As the name implies, Freakwater is an odd thing. First, there’s the music: Here are Janet Beveridge Bean and Catherine Irwin, two 40-plus women playing country music after growing up in the ’80s, attracted to punk rock and repelled by the day’s take on twang. They’re obsessed with death and the dying, the doomed and the depressed, the damned and the damaged.
For that reason, Freakwater–since 1989, Bean, Irwin and bassist David Gay and now with labelmates Califone serving as the backing band–has hard-won a reputation for being one of the darkest sounds in America. The cover of their latest album–the perversely invasive and deep-cutting Thinking of You–is a gaudy decoupage of gorgeous red roses–on fire. During “Sap,” Irwin turns a sweet dedication into a glowing exhibition of why love can sear the soul, twisting Tom Verlaine’s Venus de Milo image into a deceptively inviting country smile: “The first night I held you in my arms/ Like a straight shot to hell, I fell for your charms.”
But they do it in a way that’s entirely accessible. Sometimes it’s spry, and sometimes it’s slow and steady, but Freakwater’s tunes are always expertly crafted country & western gems, begging sing-alongs just before begging the question, “Wait, what am I singing about?”
“Catherine and I are generally thought of as pretty happy people on the outside, but there may be turmoil on the inside. Profound story songs are generally more captivating, and they require tension, which is often linked with trauma,” says Bean, at home in Chicago, doing laundry and cooking dinner on the eve of Freakwater’s longest tour to date. “The moments where they are upbeat, we just think it’s upbeat until one of us points out that something refers to killing someone.”
Then there are the circumstances, by now legendary in their own right: Freakwater has been threatening to quit the music business for about as long as Irwin and Bean have been a band. Still, Freakwater releases music through Thrill Jockey Records–generally speaking, an indie rock label responsible for Tortoise, The Sea and Cake, Giant Sand and an excellent Jimmy Martin collection–and has been since 1993. But they’ve had other offers. Famously, Steve Earle offered them a semi-major-label deal on his E-Squared imprint, but they refused when label executives wanted Freakwater to work with their studio aces.
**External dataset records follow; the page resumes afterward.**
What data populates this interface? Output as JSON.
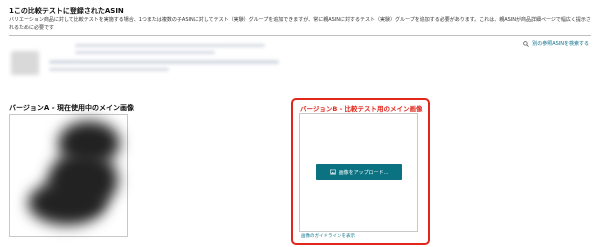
{
  "header": {
    "title": "1この比較テストに登録されたASIN",
    "description": "バリエーション商品に対して比較テストを実施する場合、1つまたは複数の子ASINに対してテスト（実験）グループを追加できますが、常に親ASINに対するテスト（実験）グループを追加する必要があります。これは、親ASINが商品詳細ページで幅広く提示されるために必要です"
  },
  "search_link": {
    "label": "別の参照ASINを検索する",
    "icon": "search-icon"
  },
  "version_a": {
    "heading": "バージョンA - 現在使用中のメイン画像"
  },
  "version_b": {
    "heading": "バージョンB - 比較テスト用のメイン画像",
    "upload_label": "画像をアップロード...",
    "upload_icon": "image-icon",
    "guideline_link": "画像のガイドラインを表示"
  },
  "colors": {
    "accent_teal": "#0b7282",
    "highlight_red": "#e1261c"
  }
}
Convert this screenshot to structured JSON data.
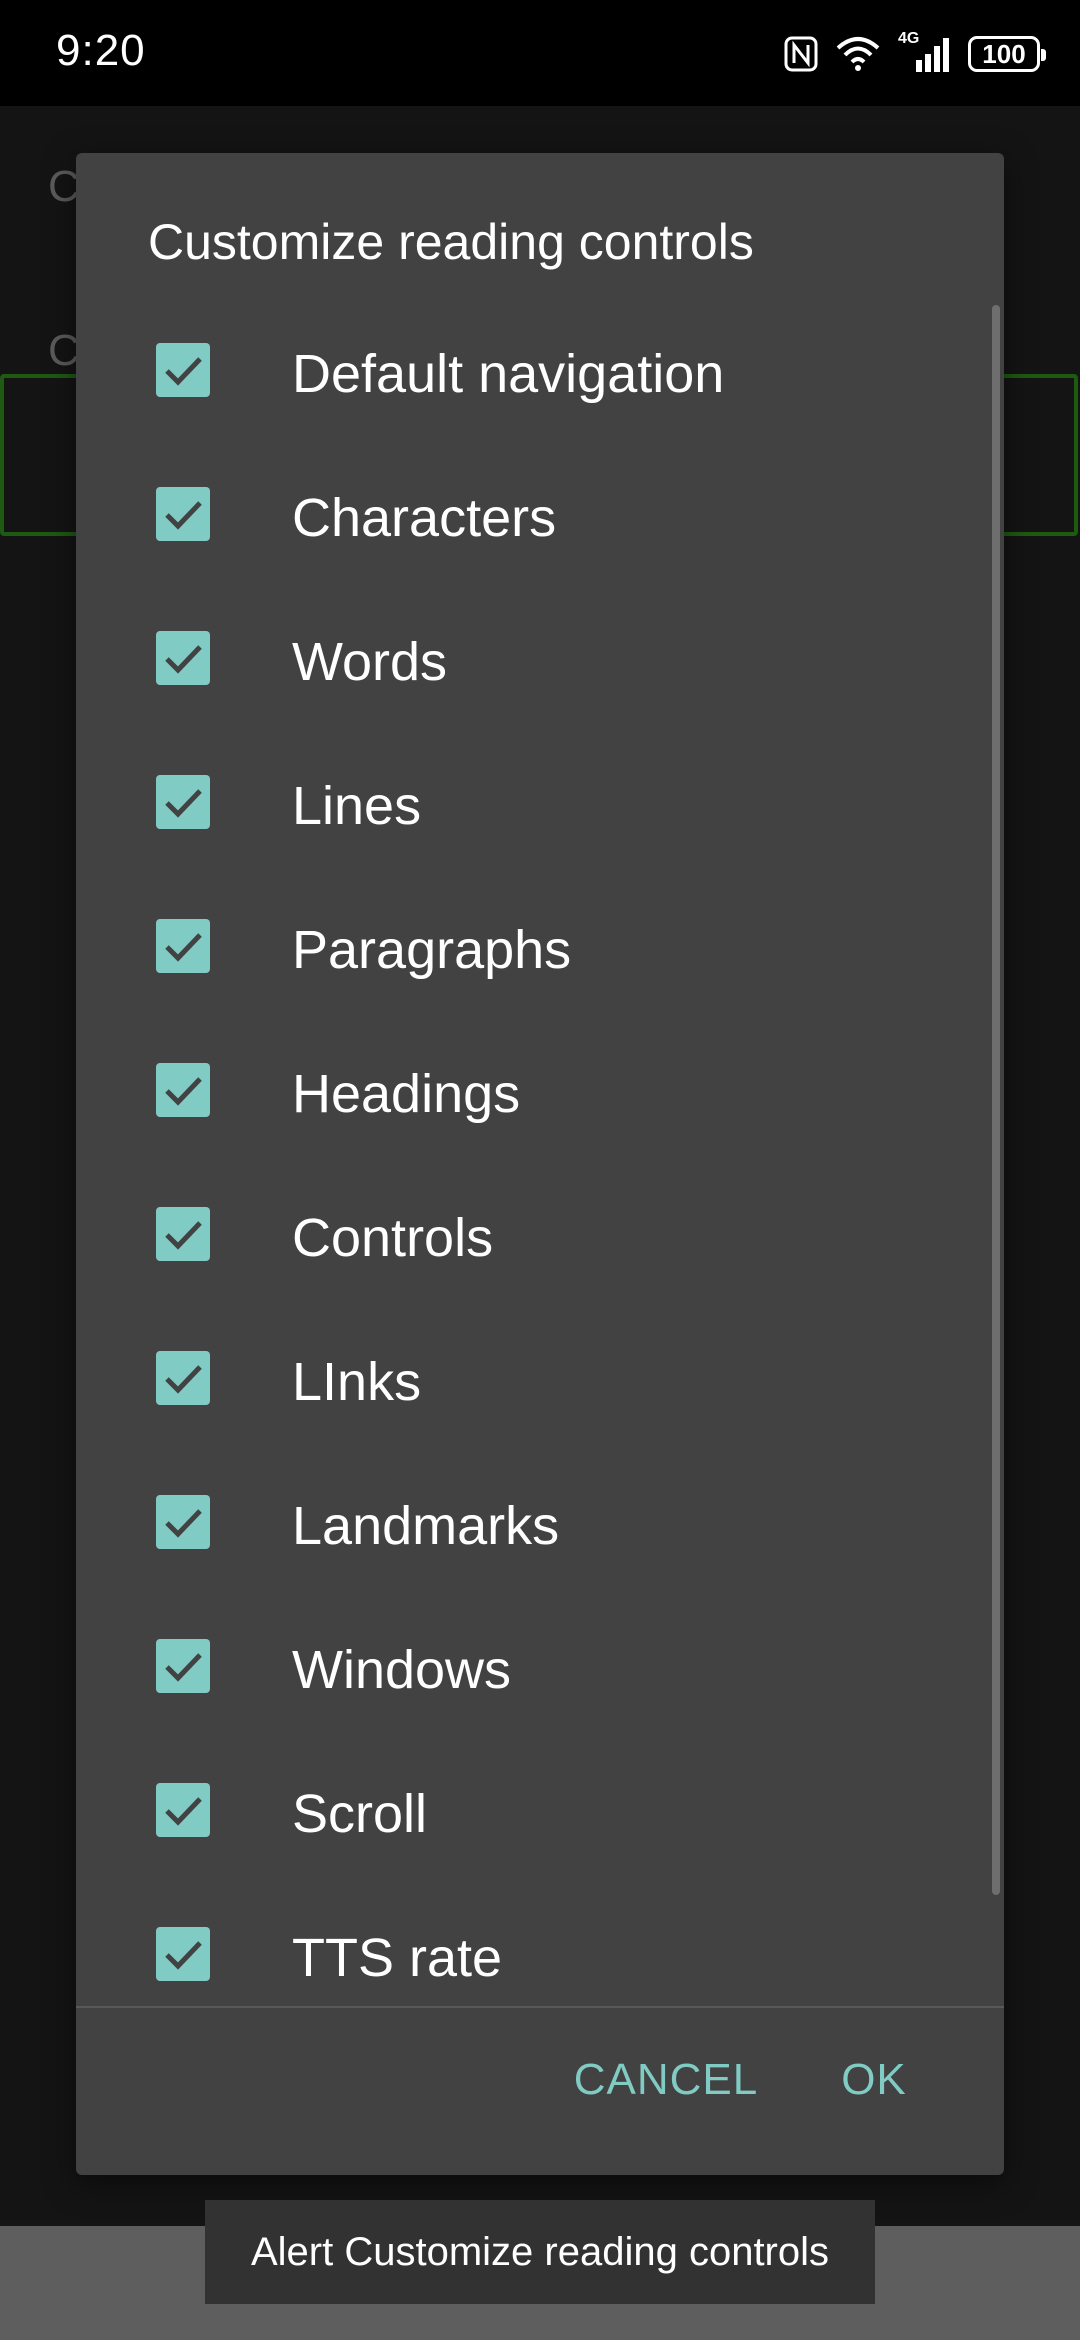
{
  "status_bar": {
    "time": "9:20",
    "network": "4G",
    "battery": "100",
    "icons": [
      "nfc-icon",
      "wifi-icon",
      "signal-icon",
      "battery-icon"
    ]
  },
  "background": {
    "row_letters": [
      "C",
      "C"
    ]
  },
  "dialog": {
    "title": "Customize reading controls",
    "items": [
      {
        "label": "Default navigation",
        "checked": true
      },
      {
        "label": "Characters",
        "checked": true
      },
      {
        "label": "Words",
        "checked": true
      },
      {
        "label": "Lines",
        "checked": true
      },
      {
        "label": "Paragraphs",
        "checked": true
      },
      {
        "label": "Headings",
        "checked": true
      },
      {
        "label": "Controls",
        "checked": true
      },
      {
        "label": "LInks",
        "checked": true
      },
      {
        "label": "Landmarks",
        "checked": true
      },
      {
        "label": "Windows",
        "checked": true
      },
      {
        "label": "Scroll",
        "checked": true
      },
      {
        "label": "TTS rate",
        "checked": true
      }
    ],
    "cancel_label": "CANCEL",
    "ok_label": "OK"
  },
  "toast": {
    "text": "Alert Customize reading controls"
  },
  "colors": {
    "accent": "#80cbc4",
    "dialog_bg": "#424242",
    "screen_bg": "#141414"
  }
}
Onstage in Chicago, Earle proclaimed that Irwin and Bean “can kiss my ass.” Bean laughs.
“For young bands on larger labels, it can be a lot of pressure and I don’t do that well. There are so few demands on Thrill Jockey,” says Bean, busy with life outside of music. “I am in school majoring in African Studies, and I was working full-time but now I’m not. I still play in Eleventh Dream Day, and I play in this other new band, Horse’s Ha [with Jim Elkington of The Zincs, who open]. I have a 14-year-old son.”
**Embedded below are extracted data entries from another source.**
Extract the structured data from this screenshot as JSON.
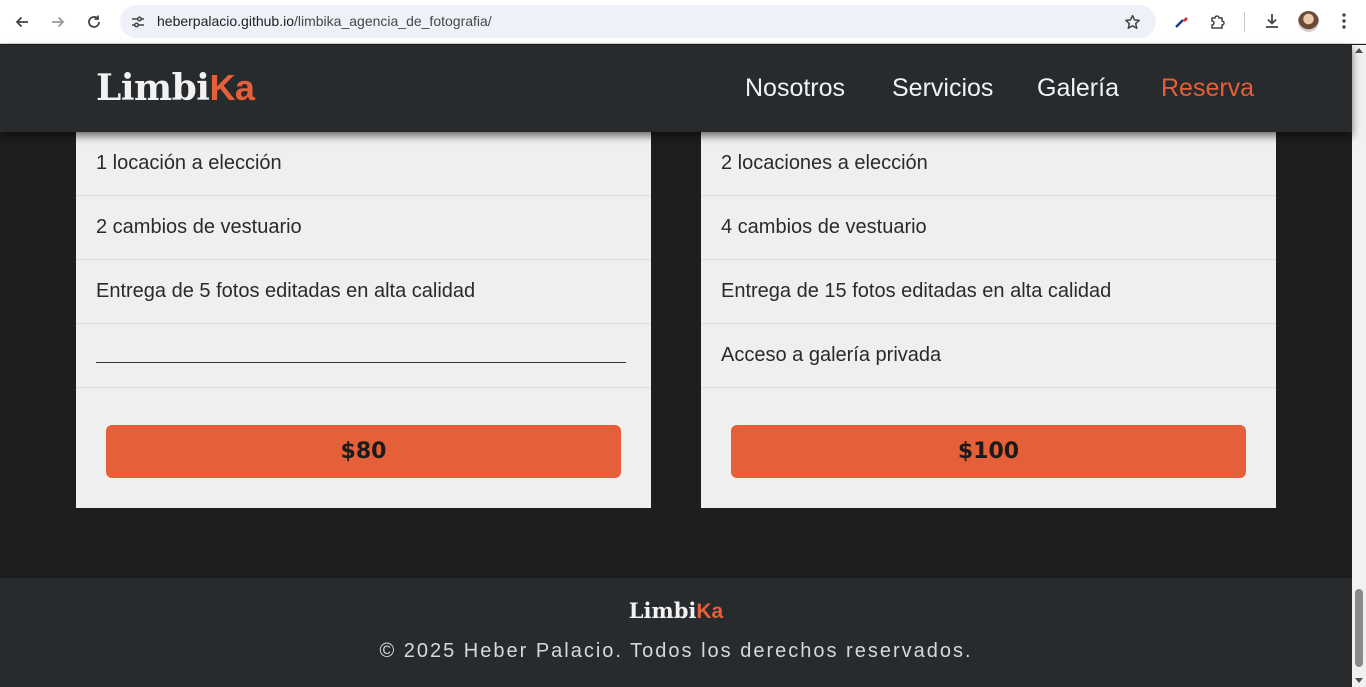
{
  "browser": {
    "url_host": "heberpalacio.github.io",
    "url_path": "/limbika_agencia_de_fotografia/"
  },
  "site": {
    "logo_main": "Limbi",
    "logo_accent": "Ka",
    "nav": [
      "Nosotros",
      "Servicios",
      "Galería",
      "Reserva"
    ],
    "active_nav": "Reserva"
  },
  "pricing": [
    {
      "features": [
        "1 locación a elección",
        "2 cambios de vestuario",
        "Entrega de 5 fotos editadas en alta calidad",
        ""
      ],
      "price": "$80"
    },
    {
      "features": [
        "2 locaciones a elección",
        "4 cambios de vestuario",
        "Entrega de 15 fotos editadas en alta calidad",
        "Acceso a galería privada"
      ],
      "price": "$100"
    }
  ],
  "footer": {
    "logo_main": "Limbi",
    "logo_accent": "Ka",
    "copyright": "© 2025 Heber Palacio. Todos los derechos reservados."
  },
  "colors": {
    "accent": "#e55f38",
    "header_bg": "#272b2e",
    "page_bg": "#1e1e1e",
    "card_bg": "#f0efef"
  }
}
But she’s not totally against major labels. Bean isn’t even opposed to all modern country music, which makes sense, since she isn’t aspiring to compete with the handful of country musicians she respects–Lee Ann Womack, Alan Jackson and Allison Moorer. Yes, perhaps the legend is bigger than the band, and–in these days of domestic activity–the stories seem largely incongruous.
“We’re almost all over 40, so we’re not out getting into trouble after shows. I’ve got to get back to the hotel and read some sort of shit for class,” says Bean. “Touring is a misery kind of like childbirth. When it’s happening, you tell yourself to never do such a ridiculous thing again. Then, after a while, you forget about that element.”
So it goes with love, the thing that Freakwater’s characters step into time and again, just to fail in illustrious, poetic, dramatic glory. Of course, the real question is, how autobiographical are Freakwater’s darkest tides?
“It’s all written from personal experience, unfortunately,” Bean says, sighing and laughing. “Maybe some day, someone will hear the song and think it’s written for them.”
Then again, maybe Freakwater is, at heart, sage advice from relative elders, warnings to the kids on what to do in love, or at least the really bad fallout that can come from trying. Maybe it’s a warning for those teetering on amorous malpractice.
Remember, Freakwater is Thinking of You.
Freakwater plays the Local 506 on Wednesday, Nov. 2 at 10 p.m. Tickets are $10. Thinking of You is out now.